The 2018-19 Executive Budget proposal will be released in early January. It is also possible that the legislature is called back to Albany before January to attempt to address funding shortfalls resulting from federal actions, or the lack thereof.


DiNapoli: Local Governments Needs Billions to Repair Bridges

Comptroller DiNapoli released a report that estimates that local governments need approximately $27.4 billion for needed repairs on bridges they own and maintain.

While local governments own 8,834 of the 17,462 bridges in the state, State support for local bridge maintenance is crucial to ensuring their safety. The pressing needs of our local roads and bridges is yet another reason why spending hundreds of millions of state dollars on a constitutional convention is a waste of taxpayer money.


Con Con Fact

Corporations and other special interests could spend millions of dollars to have their lobbyists elected as delegates to a constitutional convention.

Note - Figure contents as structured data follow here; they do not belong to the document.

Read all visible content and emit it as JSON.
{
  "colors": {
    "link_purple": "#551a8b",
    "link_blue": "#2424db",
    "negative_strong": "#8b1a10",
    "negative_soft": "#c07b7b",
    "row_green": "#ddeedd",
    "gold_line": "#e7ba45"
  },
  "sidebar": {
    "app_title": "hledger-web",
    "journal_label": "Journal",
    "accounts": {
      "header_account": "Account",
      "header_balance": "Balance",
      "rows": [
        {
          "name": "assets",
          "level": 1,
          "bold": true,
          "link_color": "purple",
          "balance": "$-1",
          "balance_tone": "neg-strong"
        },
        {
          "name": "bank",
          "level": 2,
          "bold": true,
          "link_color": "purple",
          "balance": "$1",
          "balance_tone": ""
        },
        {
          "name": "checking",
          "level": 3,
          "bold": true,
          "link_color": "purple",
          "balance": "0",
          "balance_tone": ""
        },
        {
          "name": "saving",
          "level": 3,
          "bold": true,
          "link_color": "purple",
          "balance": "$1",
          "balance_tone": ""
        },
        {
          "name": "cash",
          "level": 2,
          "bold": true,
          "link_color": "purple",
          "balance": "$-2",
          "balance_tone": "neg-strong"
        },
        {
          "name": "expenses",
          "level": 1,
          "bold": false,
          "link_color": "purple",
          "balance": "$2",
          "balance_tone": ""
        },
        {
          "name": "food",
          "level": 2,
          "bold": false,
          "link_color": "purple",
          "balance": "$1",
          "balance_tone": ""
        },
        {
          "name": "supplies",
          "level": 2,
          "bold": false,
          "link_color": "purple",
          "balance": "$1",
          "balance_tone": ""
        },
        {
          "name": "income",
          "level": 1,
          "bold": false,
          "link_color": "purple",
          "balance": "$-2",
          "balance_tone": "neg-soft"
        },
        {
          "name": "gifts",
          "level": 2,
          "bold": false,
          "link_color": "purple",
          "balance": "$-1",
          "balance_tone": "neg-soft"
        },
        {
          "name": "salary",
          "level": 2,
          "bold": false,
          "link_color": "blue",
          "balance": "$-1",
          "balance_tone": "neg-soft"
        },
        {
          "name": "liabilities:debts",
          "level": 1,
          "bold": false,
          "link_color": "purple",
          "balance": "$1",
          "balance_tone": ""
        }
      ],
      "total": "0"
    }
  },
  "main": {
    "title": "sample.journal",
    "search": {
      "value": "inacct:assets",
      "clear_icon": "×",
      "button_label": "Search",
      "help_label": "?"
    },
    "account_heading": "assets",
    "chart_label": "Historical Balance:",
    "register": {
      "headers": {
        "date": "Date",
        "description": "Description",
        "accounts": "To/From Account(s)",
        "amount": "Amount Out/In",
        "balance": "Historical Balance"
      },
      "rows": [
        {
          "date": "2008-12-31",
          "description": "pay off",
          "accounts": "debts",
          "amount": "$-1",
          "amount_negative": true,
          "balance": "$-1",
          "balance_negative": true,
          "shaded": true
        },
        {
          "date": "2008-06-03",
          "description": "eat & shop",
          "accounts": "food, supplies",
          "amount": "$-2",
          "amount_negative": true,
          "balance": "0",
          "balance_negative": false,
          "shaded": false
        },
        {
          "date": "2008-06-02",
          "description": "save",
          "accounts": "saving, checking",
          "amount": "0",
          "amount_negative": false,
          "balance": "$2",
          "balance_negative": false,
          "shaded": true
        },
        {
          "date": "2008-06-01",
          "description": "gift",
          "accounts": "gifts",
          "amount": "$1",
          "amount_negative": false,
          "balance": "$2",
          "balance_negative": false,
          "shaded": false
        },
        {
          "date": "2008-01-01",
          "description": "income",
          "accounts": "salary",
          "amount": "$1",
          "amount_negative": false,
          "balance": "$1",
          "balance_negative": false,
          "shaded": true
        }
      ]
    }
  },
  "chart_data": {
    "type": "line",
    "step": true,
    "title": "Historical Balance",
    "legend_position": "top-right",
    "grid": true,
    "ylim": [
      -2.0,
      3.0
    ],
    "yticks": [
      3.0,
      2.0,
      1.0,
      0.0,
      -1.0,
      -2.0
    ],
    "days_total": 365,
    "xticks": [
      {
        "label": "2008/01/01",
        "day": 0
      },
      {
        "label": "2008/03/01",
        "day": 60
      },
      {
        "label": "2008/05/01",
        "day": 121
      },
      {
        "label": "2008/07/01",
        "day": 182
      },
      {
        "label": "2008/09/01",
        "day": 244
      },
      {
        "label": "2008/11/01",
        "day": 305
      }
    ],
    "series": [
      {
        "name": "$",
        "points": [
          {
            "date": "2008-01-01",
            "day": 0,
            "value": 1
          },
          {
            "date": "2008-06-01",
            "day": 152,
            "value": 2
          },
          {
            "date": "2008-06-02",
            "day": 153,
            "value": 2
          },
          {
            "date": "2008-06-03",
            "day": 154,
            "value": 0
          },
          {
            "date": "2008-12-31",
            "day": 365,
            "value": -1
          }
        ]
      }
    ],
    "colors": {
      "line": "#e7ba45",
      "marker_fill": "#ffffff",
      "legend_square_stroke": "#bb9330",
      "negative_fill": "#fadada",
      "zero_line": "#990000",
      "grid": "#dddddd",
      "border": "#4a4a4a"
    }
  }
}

To find out how you can help get out the vote this election day, please contact your region’s Political Action Coordinator:


Long Island Region 1:

Sue Castle (631) 462 – 0030

Metropolitan Region 2:

Matthew D’Amico (212) 406 – 2156

Southern Region 3:

Chris Ludlow (845) 831 – 1000

Capital Region 4:

Bill Gustafson (518) 782 – 4400

Central Region 5:

Josh Schick (315) 433 – 0050

Western Region 6:

Chris Rackl (716) 691 – 6555


President Trump Goes After Obamacare

After multiple bills to “repeal and replace” Obamacare failed in the US Senate, President Trump decided to go after the health care law on his own this week.

The President issued an executive order aimed at “saving the American people from the nightmare of Obamacare.” The main component of the order is allowing trade association health plans to operate across state lines. This could lead younger, healthier policyholders to leave their current plans for bare-bones plans operated under the jurisdiction of states with the least stringent health insurance regulations. If that were to happen, older and sicker policyholders could see their costs skyrocket. In a state like New York, where state insurance regulations have strong protections, the impact could be felt especially hard.

In addition to the executive order, the administration announced that it will immediately discontinue subsidies to health insurance companies that help pay out-of-pocket costs to low-income people. The President had threatened to stop these payments before, but continued them after being warned that the loss of these subsidies could quickly unravel insurance markets.

While the actual impact of these two actions remains to be seen, they undoubtedly inject more uncertainty into the health care system and into New York’s financial outlook.